Di recente, ho avuto una visita a domicilio di un rappresentante, per una dimostrazione sulla depurazione delle acque ad uso domestico. Uno dei punti più importanti della sua dimostrazione è stato il confronto dell'elettrolisi fatta sull'acqua del rubinetto con quella depurata. L'acqua del rubinetto ha prodotto una consistente quantità di scorie maleodoranti. Credo sarebbe molto interessante, per me e penso per tutti, capire meglio i processi chimici avvenuti, per poter meglio interpretare questo tipo di dimostrazioni. Personalmente, penso che non è certo con l'elettrolisi che si testa la qualità dell'acqua. Inoltre, da sucessive prove fatte, ho potuto notare che al variare della tensione applicata, e soprattutto usando elettrodi diversi il risultato visivo cambiava completamente.

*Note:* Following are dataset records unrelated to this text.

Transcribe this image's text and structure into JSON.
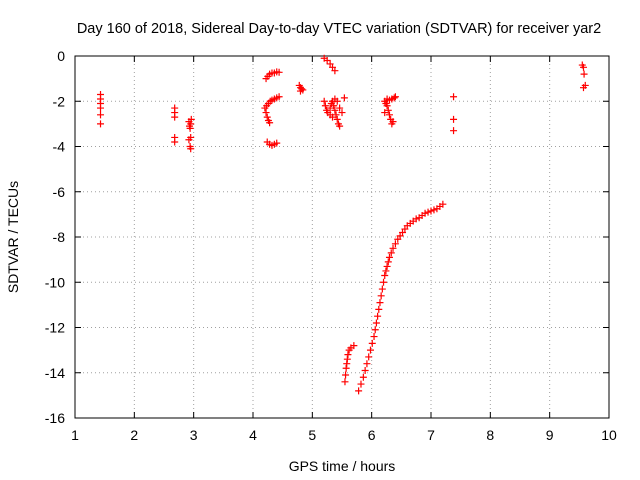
{
  "chart_data": {
    "type": "scatter",
    "title": "Day 160 of 2018, Sidereal Day-to-day VTEC variation (SDTVAR) for receiver yar2",
    "xlabel": "GPS time / hours",
    "ylabel": "SDTVAR / TECUs",
    "xlim": [
      1,
      10
    ],
    "ylim": [
      -16,
      0
    ],
    "xticks": [
      1,
      2,
      3,
      4,
      5,
      6,
      7,
      8,
      9,
      10
    ],
    "yticks": [
      0,
      -2,
      -4,
      -6,
      -8,
      -10,
      -12,
      -14,
      -16
    ],
    "xtick_labels": [
      "1",
      "2",
      "3",
      "4",
      "5",
      "6",
      "7",
      "8",
      "9",
      "10"
    ],
    "ytick_labels": [
      "0",
      "-2",
      "-4",
      "-6",
      "-8",
      "-10",
      "-12",
      "-14",
      "-16"
    ],
    "grid": true,
    "marker": "+",
    "color": "#ff0000",
    "series": [
      {
        "name": "SDTVAR",
        "points": [
          [
            1.43,
            -1.7
          ],
          [
            1.43,
            -1.9
          ],
          [
            1.43,
            -2.1
          ],
          [
            1.43,
            -2.3
          ],
          [
            1.43,
            -2.6
          ],
          [
            1.43,
            -3.0
          ],
          [
            2.68,
            -2.3
          ],
          [
            2.68,
            -2.5
          ],
          [
            2.68,
            -2.7
          ],
          [
            2.68,
            -3.6
          ],
          [
            2.68,
            -3.8
          ],
          [
            2.92,
            -2.9
          ],
          [
            2.95,
            -3.0
          ],
          [
            2.93,
            -3.1
          ],
          [
            2.96,
            -2.8
          ],
          [
            2.94,
            -3.2
          ],
          [
            2.95,
            -3.6
          ],
          [
            2.92,
            -3.7
          ],
          [
            2.94,
            -4.0
          ],
          [
            2.95,
            -4.1
          ],
          [
            4.22,
            -1.0
          ],
          [
            4.25,
            -0.9
          ],
          [
            4.28,
            -0.8
          ],
          [
            4.32,
            -0.75
          ],
          [
            4.36,
            -0.75
          ],
          [
            4.4,
            -0.7
          ],
          [
            4.44,
            -0.72
          ],
          [
            4.2,
            -2.3
          ],
          [
            4.23,
            -2.2
          ],
          [
            4.26,
            -2.1
          ],
          [
            4.29,
            -2.0
          ],
          [
            4.32,
            -1.95
          ],
          [
            4.36,
            -1.9
          ],
          [
            4.4,
            -1.85
          ],
          [
            4.44,
            -1.8
          ],
          [
            4.22,
            -2.5
          ],
          [
            4.24,
            -2.7
          ],
          [
            4.26,
            -2.85
          ],
          [
            4.28,
            -2.95
          ],
          [
            4.24,
            -3.8
          ],
          [
            4.28,
            -3.9
          ],
          [
            4.32,
            -3.95
          ],
          [
            4.36,
            -3.9
          ],
          [
            4.4,
            -3.85
          ],
          [
            4.78,
            -1.3
          ],
          [
            4.8,
            -1.4
          ],
          [
            4.82,
            -1.45
          ],
          [
            4.84,
            -1.5
          ],
          [
            4.8,
            -1.55
          ],
          [
            5.2,
            -0.1
          ],
          [
            5.25,
            -0.2
          ],
          [
            5.3,
            -0.35
          ],
          [
            5.34,
            -0.5
          ],
          [
            5.38,
            -0.65
          ],
          [
            5.2,
            -2.0
          ],
          [
            5.22,
            -2.2
          ],
          [
            5.24,
            -2.4
          ],
          [
            5.26,
            -2.5
          ],
          [
            5.3,
            -2.3
          ],
          [
            5.32,
            -2.1
          ],
          [
            5.34,
            -2.0
          ],
          [
            5.36,
            -2.2
          ],
          [
            5.38,
            -2.4
          ],
          [
            5.4,
            -2.6
          ],
          [
            5.42,
            -2.8
          ],
          [
            5.44,
            -3.0
          ],
          [
            5.46,
            -3.1
          ],
          [
            5.3,
            -2.6
          ],
          [
            5.34,
            -2.7
          ],
          [
            5.38,
            -1.9
          ],
          [
            5.42,
            -2.0
          ],
          [
            5.46,
            -2.3
          ],
          [
            5.5,
            -2.5
          ],
          [
            5.54,
            -1.85
          ],
          [
            6.22,
            -2.0
          ],
          [
            6.24,
            -2.1
          ],
          [
            6.26,
            -2.2
          ],
          [
            6.28,
            -2.4
          ],
          [
            6.3,
            -2.6
          ],
          [
            6.32,
            -2.8
          ],
          [
            6.34,
            -3.0
          ],
          [
            6.36,
            -2.9
          ],
          [
            6.3,
            -1.95
          ],
          [
            6.34,
            -1.9
          ],
          [
            6.38,
            -1.85
          ],
          [
            6.4,
            -1.8
          ],
          [
            6.26,
            -1.9
          ],
          [
            6.22,
            -2.5
          ],
          [
            7.38,
            -1.8
          ],
          [
            7.38,
            -2.8
          ],
          [
            7.38,
            -3.3
          ],
          [
            9.55,
            -0.4
          ],
          [
            9.57,
            -0.5
          ],
          [
            9.58,
            -0.8
          ],
          [
            9.6,
            -1.3
          ],
          [
            9.57,
            -1.4
          ],
          [
            5.55,
            -14.4
          ],
          [
            5.56,
            -14.1
          ],
          [
            5.57,
            -13.8
          ],
          [
            5.58,
            -13.6
          ],
          [
            5.59,
            -13.4
          ],
          [
            5.6,
            -13.2
          ],
          [
            5.62,
            -13.0
          ],
          [
            5.65,
            -12.9
          ],
          [
            5.7,
            -12.8
          ],
          [
            5.78,
            -14.8
          ],
          [
            5.82,
            -14.5
          ],
          [
            5.86,
            -14.2
          ],
          [
            5.89,
            -13.9
          ],
          [
            5.92,
            -13.6
          ],
          [
            5.95,
            -13.3
          ],
          [
            5.98,
            -13.0
          ],
          [
            6.01,
            -12.7
          ],
          [
            6.04,
            -12.4
          ],
          [
            6.06,
            -12.1
          ],
          [
            6.08,
            -11.8
          ],
          [
            6.1,
            -11.5
          ],
          [
            6.12,
            -11.2
          ],
          [
            6.14,
            -10.9
          ],
          [
            6.16,
            -10.6
          ],
          [
            6.18,
            -10.3
          ],
          [
            6.2,
            -10.0
          ],
          [
            6.22,
            -9.7
          ],
          [
            6.24,
            -9.5
          ],
          [
            6.26,
            -9.3
          ],
          [
            6.28,
            -9.1
          ],
          [
            6.3,
            -8.9
          ],
          [
            6.33,
            -8.7
          ],
          [
            6.36,
            -8.5
          ],
          [
            6.4,
            -8.3
          ],
          [
            6.44,
            -8.1
          ],
          [
            6.48,
            -7.95
          ],
          [
            6.52,
            -7.8
          ],
          [
            6.56,
            -7.65
          ],
          [
            6.6,
            -7.5
          ],
          [
            6.65,
            -7.4
          ],
          [
            6.7,
            -7.3
          ],
          [
            6.75,
            -7.2
          ],
          [
            6.8,
            -7.15
          ],
          [
            6.85,
            -7.05
          ],
          [
            6.9,
            -6.95
          ],
          [
            6.95,
            -6.9
          ],
          [
            7.0,
            -6.85
          ],
          [
            7.05,
            -6.8
          ],
          [
            7.1,
            -6.75
          ],
          [
            7.15,
            -6.65
          ],
          [
            7.2,
            -6.55
          ]
        ]
      }
    ]
  }
}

Non sono un esperto di elettrolisi, di osmosi inverse, di carboni attivi ecc ecc. ma ritengo che più che tranquillizzare si vuole allarmare i cittadini per fare mercato. I depuratori domestici non sono mai la soluzione alla qualità dell'acqua che per legge, e di fatto, è potabile.
Cito soltanto l'acquedotto di Ferrara che preleva l'acqua a tre metri di profondità nel fiume Po, effettua 11 milioni di controlli all'anno su 29.000 parametri e la distribuisce poi potabile a 65.000 persone.
Suggerisco a chi ha domande di cominciare a leggere il libro di Giuseppe Altamore, Qualcuno vuol darcela a bere.